“I’m—I’m working on it,” he finally mutters, voice strained. “I’ll tell you. I want to. I just…don’t want to overwhelm you.”
“You won’t,” I say, but my voice isn’t steady enough to convince either of us.
He looks at me, then really looks at me, and something breaks in his eyes.
Fear.
Hope.
A weight he’s been carrying alone for far too long.
“Let me give you a good day first,” he murmurs.
“And tonight…I’ll tell you everything.”
I nod, even though my heart is rioting against my ribs.
Peter parks out front and steps out quickly, opening the door for me, then for Dane. “I’ll stay outside, sir,” he says respectfully.
“Thank you, Peter,” Dane replies, back in that voice again, the one that fits him like an expensive suit. Inside, the café is all soft country charm, sunlight pouring through big windows, teal walls warmed with reds and creams, dried flowers hanging like suspended memories. It smells like cinnamon and butter. I grin, overwhelmed in the nicest possible way. Dane picks a table in the window, sunlight hitting his profile like he’s carved fromsomething holy. I excuse myself to the bathroom, needing a moment to breathe. When I come out, I pass the counter, and something pulls at me. Kindness. Habit. A need to look after people who look after others.
“Can I please get a long black and a blueberry muffin?” I ask the barista. “For takeaway.” They hand it over, and I take it back outside.
Peter looks shocked when I hand him the bag and the cup. “For me?” he asks.
“Of course,” I say softly. “Thank you for driving us.”
He tries not to smile too big but fails. “Thank you, Miss Penn. That’s very thoughtful.”
I nod and go back inside. Dane is watching me like he’s trying not to fall in love but failing miserably. His eyes trace me, linger, soften, devour.
“What?” I ask, sliding into my seat.
“You,” he says simply. Like it’s a whole sentence.
A whole worship song. But the questions crowd my tongue. “Dane… Mr Stark? A driver? You’re sweating like you ran a marathon. What aren’t you telling me?”
He rubs his thumb along his jaw, eyes dropping to the table. “I’m going to tell you,” he says quietly. “I swear. Just… give me today. Please.”
Something in me wants to argue. Push. Demand. But something deeper…trusts him. So, I nod.
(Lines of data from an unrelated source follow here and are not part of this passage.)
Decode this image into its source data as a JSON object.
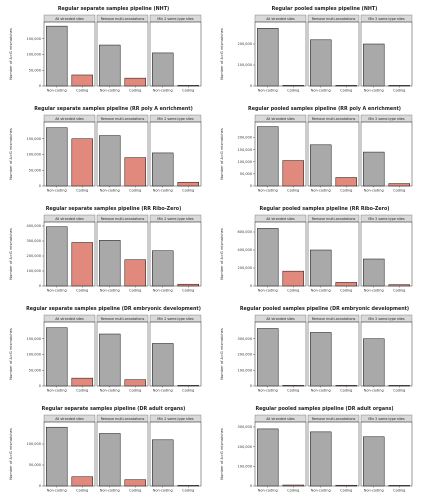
{
  "chart_data": [
    {
      "type": "bar",
      "title": "Regular separate samples pipeline (NHT)",
      "ylabel": "Number of A>G mismatches",
      "facets": [
        "All stranded sites",
        "Remove multi-annotations",
        "Min 2 same-type sites"
      ],
      "categories": [
        "Non-coding",
        "Coding"
      ],
      "ylim": [
        0,
        200000
      ],
      "yticks": [
        0,
        50000,
        100000,
        150000
      ],
      "ytick_labels": [
        "0",
        "50,000",
        "100,000",
        "150,000"
      ],
      "values": [
        [
          190000,
          35000
        ],
        [
          130000,
          25000
        ],
        [
          105000,
          1500
        ]
      ]
    },
    {
      "type": "bar",
      "title": "Regular pooled samples pipeline (NHT)",
      "ylabel": "Number of A>G mismatches",
      "facets": [
        "All stranded sites",
        "Remove multi-annotations",
        "Min 2 same-type sites"
      ],
      "categories": [
        "Non-coding",
        "Coding"
      ],
      "ylim": [
        0,
        300000
      ],
      "yticks": [
        0,
        100000,
        200000
      ],
      "ytick_labels": [
        "0",
        "100,000",
        "200,000"
      ],
      "values": [
        [
          275000,
          2500
        ],
        [
          220000,
          2000
        ],
        [
          200000,
          1000
        ]
      ]
    },
    {
      "type": "bar",
      "title": "Regular separate samples pipeline (RR poly A enrichment)",
      "ylabel": "Number of A>G mismatches",
      "facets": [
        "All stranded sites",
        "Remove multi-annotations",
        "Min 2 same-type sites"
      ],
      "categories": [
        "Non-coding",
        "Coding"
      ],
      "ylim": [
        0,
        200000
      ],
      "yticks": [
        0,
        50000,
        100000,
        150000
      ],
      "ytick_labels": [
        "0",
        "50,000",
        "100,000",
        "150,000"
      ],
      "values": [
        [
          185000,
          150000
        ],
        [
          160000,
          90000
        ],
        [
          105000,
          12000
        ]
      ]
    },
    {
      "type": "bar",
      "title": "Regular pooled samples pipeline (RR poly A enrichment)",
      "ylabel": "Number of A>G mismatches",
      "facets": [
        "All stranded sites",
        "Remove multi-annotations",
        "Min 2 same-type sites"
      ],
      "categories": [
        "Non-coding",
        "Coding"
      ],
      "ylim": [
        0,
        260000
      ],
      "yticks": [
        0,
        50000,
        100000,
        150000,
        200000
      ],
      "ytick_labels": [
        "0",
        "50,000",
        "100,000",
        "150,000",
        "200,000"
      ],
      "values": [
        [
          245000,
          105000
        ],
        [
          170000,
          35000
        ],
        [
          140000,
          10000
        ]
      ]
    },
    {
      "type": "bar",
      "title": "Regular separate samples pipeline (RR Ribo-Zero)",
      "ylabel": "Number of A>G mismatches",
      "facets": [
        "All stranded sites",
        "Remove multi-annotations",
        "Min 2 same-type sites"
      ],
      "categories": [
        "Non-coding",
        "Coding"
      ],
      "ylim": [
        0,
        420000
      ],
      "yticks": [
        0,
        100000,
        200000,
        300000,
        400000
      ],
      "ytick_labels": [
        "0",
        "100,000",
        "200,000",
        "300,000",
        "400,000"
      ],
      "values": [
        [
          395000,
          290000
        ],
        [
          305000,
          175000
        ],
        [
          235000,
          12000
        ]
      ]
    },
    {
      "type": "bar",
      "title": "Regular pooled samples pipeline (RR Ribo-Zero)",
      "ylabel": "Number of A>G mismatches",
      "facets": [
        "All stranded sites",
        "Remove multi-annotations",
        "Min 2 same-type sites"
      ],
      "categories": [
        "Non-coding",
        "Coding"
      ],
      "ylim": [
        0,
        700000
      ],
      "yticks": [
        0,
        200000,
        400000,
        600000
      ],
      "ytick_labels": [
        "0",
        "200,000",
        "400,000",
        "600,000"
      ],
      "values": [
        [
          640000,
          165000
        ],
        [
          400000,
          40000
        ],
        [
          300000,
          15000
        ]
      ]
    },
    {
      "type": "bar",
      "title": "Regular separate samples pipeline (DR embryonic development)",
      "ylabel": "Number of A>G mismatches",
      "facets": [
        "All stranded sites",
        "Remove multi-annotations",
        "Min 2 same-type sites"
      ],
      "categories": [
        "Non-coding",
        "Coding"
      ],
      "ylim": [
        0,
        200000
      ],
      "yticks": [
        0,
        50000,
        100000,
        150000
      ],
      "ytick_labels": [
        "0",
        "50,000",
        "100,000",
        "150,000"
      ],
      "values": [
        [
          185000,
          25000
        ],
        [
          165000,
          20000
        ],
        [
          135000,
          1000
        ]
      ]
    },
    {
      "type": "bar",
      "title": "Regular pooled samples pipeline (DR embryonic development)",
      "ylabel": "Number of A>G mismatches",
      "facets": [
        "All stranded sites",
        "Remove multi-annotations",
        "Min 2 same-type sites"
      ],
      "categories": [
        "Non-coding",
        "Coding"
      ],
      "ylim": [
        0,
        400000
      ],
      "yticks": [
        0,
        100000,
        200000,
        300000
      ],
      "ytick_labels": [
        "0",
        "100,000",
        "200,000",
        "300,000"
      ],
      "values": [
        [
          365000,
          3000
        ],
        [
          340000,
          2500
        ],
        [
          300000,
          1000
        ]
      ]
    },
    {
      "type": "bar",
      "title": "Regular separate samples pipeline (DR adult organs)",
      "ylabel": "Number of A>G mismatches",
      "facets": [
        "All stranded sites",
        "Remove multi-annotations",
        "Min 2 same-type sites"
      ],
      "categories": [
        "Non-coding",
        "Coding"
      ],
      "ylim": [
        0,
        150000
      ],
      "yticks": [
        0,
        50000,
        100000
      ],
      "ytick_labels": [
        "0",
        "50,000",
        "100,000"
      ],
      "values": [
        [
          140000,
          22000
        ],
        [
          125000,
          15000
        ],
        [
          110000,
          1000
        ]
      ]
    },
    {
      "type": "bar",
      "title": "Regular pooled samples pipeline (DR adult organs)",
      "ylabel": "Number of A>G mismatches",
      "facets": [
        "All stranded sites",
        "Remove multi-annotations",
        "Min 2 same-type sites"
      ],
      "categories": [
        "Non-coding",
        "Coding"
      ],
      "ylim": [
        0,
        320000
      ],
      "yticks": [
        0,
        100000,
        200000,
        300000
      ],
      "ytick_labels": [
        "0",
        "100,000",
        "200,000",
        "300,000"
      ],
      "values": [
        [
          290000,
          5000
        ],
        [
          275000,
          4000
        ],
        [
          250000,
          1000
        ]
      ]
    }
  ],
  "colors": {
    "noncoding": "#a9a9a9",
    "coding": "#e0897c",
    "strip": "#d9d9d9"
  }
}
The bell over the café door jingles, and I turn instinctively. My stomach implodes. Blake. He stands frozen in the entryway, eyes locked on me and Dane seated together in the sun, hands inches apart, our energy unmistakable—even from a distance. His face cracks open. Not in anger. Not in rage. But in a way that looks like heartbreak made of knives. He knows. He knows I’m Pandora. He knows I’ve been slipping further away than he ever realized. He knows this is his fault every push, every silence, every way he carved pieces out of me. And still…He looks gutted. Like he’s the one drowning. He turns away sharply, jaw clenched, shame and jealousy and loss trailing behind him like smoke. I exhale shakily.
Dane’s hand slides over mine under the table. Warm. Sure. Gentle in a way that feels like oxygen.
“Hey,” he murmurs, eyes on me, not Blake. “You’re here with me. Okay?”
I nod, throat burning. Because for the first time in years…I feel chosen. Not controlled. Not possessed. Not tolerated. Chosen. And it terrifies me. And it thrills me. And I’m not running this time.
Blake watched from a distance, his heart pounding with jealousy. She was with a new guy, laughing and running her fingers through her hair in that mesmerizing way that always drove Blake wild. He saw Dane’s eyes follow each movement of her fingers through her long curls, knowing it had the same effect on him.
As he observed them, a mix of emotions surged through him. It used to be him the one making her smile, the one she looked at with those bright, captivating eyes. The sight of her with someone else ignited a fierce jealousy within him. But why? He was the one who was bored, he was the one to leave. Call it quits. His mates all pushing him into it and online to date new women younger women. She used to be his world, now she’s orbiting around a different set of eyes. It hurt more than he ever thought it would. He honestly believed she would chase him forever. Like she always had right from the start.
He was frozen across the street and all he could do was watch as this new guy who really looked like someone from their past, their childhood. He tried to think back through the folders stored away in his mind for a reason why he was so familiar to him.
Penn
Then the bell over the café door jingles. I don’t know why I look. Instinct. Ghost-memory. Some old part of me still wired to a name I keep trying to purge. Blake. My breath catches so violently it hurts. He stands in the doorway like he’s been struck. Eyes locked on me. And Dane. Together. Hands almost touching on the table. Bodies angled toward each other like gravity has chosen sides. Blake’s face fractures in slow motion. Not rage. Not shock. Heartbreak. Sharp, jagged heartbreak, the kind made of knives and regret and too-late realizations. Every vein in his neck pulses like the moment is physically ripping through him. He knows. He knows I’ve been slipping. He knows I’m Pandora.